El Instituto Mexicano para la Competitividad (IMCO) afirmó que la política arancelaria aplicada por la administración de Donald Trump modificó las condiciones del comercio internacional, por lo que las métricas tradicionales ya no son suficientes para evaluar el desempeño comercial de México. En ese contexto, consideró necesario adoptar nuevos indicadores que permitan medir la competitividad del país con base en las ventajas que mantiene para acceder al mercado de Estados Unidos.
De acuerdo con el organismo, entre enero de 2024 y abril de 2026 México fortaleció su posición como proveedor estratégico de Estados Unidos al conservar una ventaja arancelaria frente a sus principales competidores, mantener un elevado aprovechamiento de los beneficios del T-MEC y consolidar una relación comercial basada en cadenas de producción integradas, más que en una competencia directa entre ambas economías.
El IMCO destacó que, pese al aumento de las tensiones comerciales internacionales, el Tratado entre México, Estados Unidos y Canadá ha continuado funcionando como el principal mecanismo para preservar el acceso preferencial al mercado estadounidense y fortalecer la integración económica de América del Norte. No obstante, advirtió que industrias como la del acero, el aluminio y el sector automotriz enfrentan condiciones más complejas derivadas de las nuevas medidas arancelarias.
Ante la revisión del T-MEC prevista para el 1 de julio, el instituto consideró que México llega en una posición relativamente favorable, respaldado por su papel dentro de las cadenas regionales de suministro y por las ventajas competitivas que conserva frente a otros países exportadores hacia Estados Unidos.
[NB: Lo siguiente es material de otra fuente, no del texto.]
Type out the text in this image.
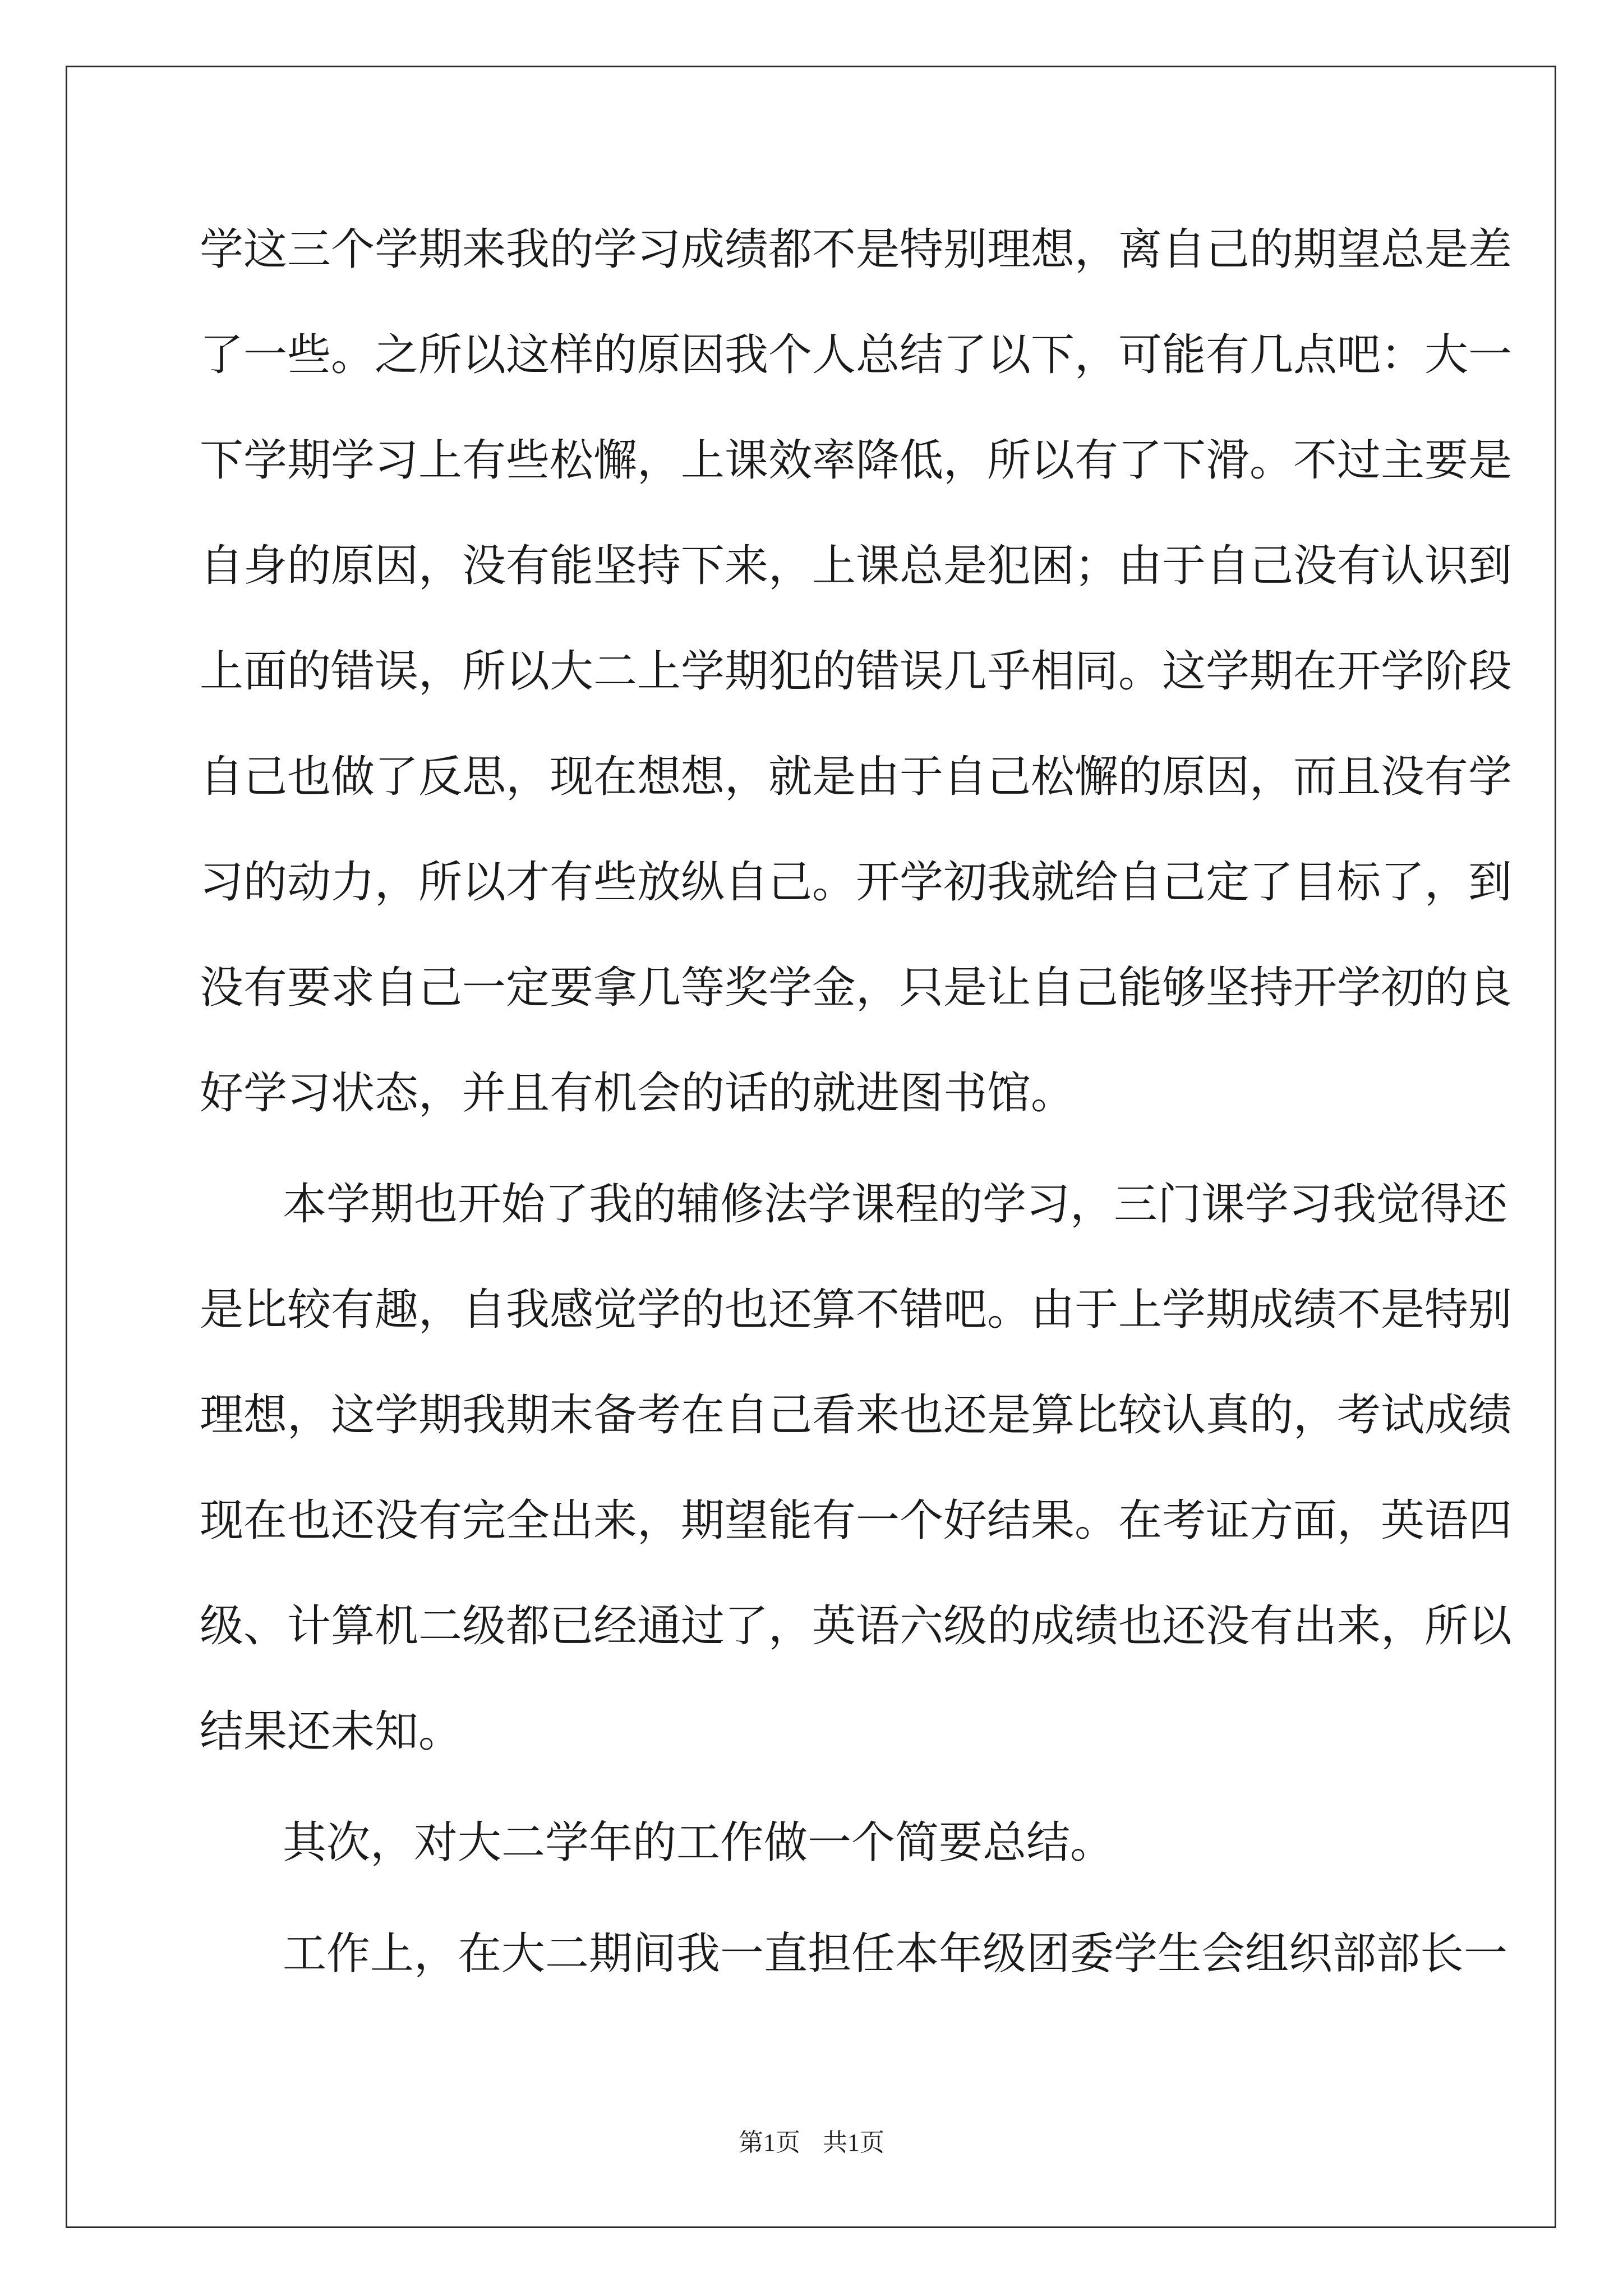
学这三个学期来我的学习成绩都不是特别理想，离自己的期望总是差
了一些。之所以这样的原因我个人总结了以下，可能有几点吧：大一
下学期学习上有些松懈，上课效率降低，所以有了下滑。不过主要是
自身的原因，没有能坚持下来，上课总是犯困；由于自己没有认识到
上面的错误，所以大二上学期犯的错误几乎相同。这学期在开学阶段
自己也做了反思，现在想想，就是由于自己松懈的原因，而且没有学
习的动力，所以才有些放纵自己。开学初我就给自己定了目标了，到
没有要求自己一定要拿几等奖学金，只是让自己能够坚持开学初的良
好学习状态，并且有机会的话的就进图书馆。
本学期也开始了我的辅修法学课程的学习，三门课学习我觉得还
是比较有趣，自我感觉学的也还算不错吧。由于上学期成绩不是特别
理想，这学期我期末备考在自己看来也还是算比较认真的，考试成绩
现在也还没有完全出来，期望能有一个好结果。在考证方面，英语四
级、计算机二级都已经通过了，英语六级的成绩也还没有出来，所以
结果还未知。
其次，对大二学年的工作做一个简要总结。
工作上，在大二期间我一直担任本年级团委学生会组织部部长一
第1页 共1页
Como parte de su análisis, el IMCO propuso evaluar la posición comercial de México mediante cuatro indicadores complementarios: el arancel implícito por país y sector, que mide el costo real de acceso al mercado estadounidense; el cumplimiento de las reglas de origen y la base gravable de las exportaciones; la participación de México en el déficit comercial de Estados Unidos, como reflejo de su capacidad para atender la demanda de ese mercado; y el cociente de reciprocidad comercial por sector, que permite determinar si la relación bilateral responde a esquemas de coproducción o de competencia.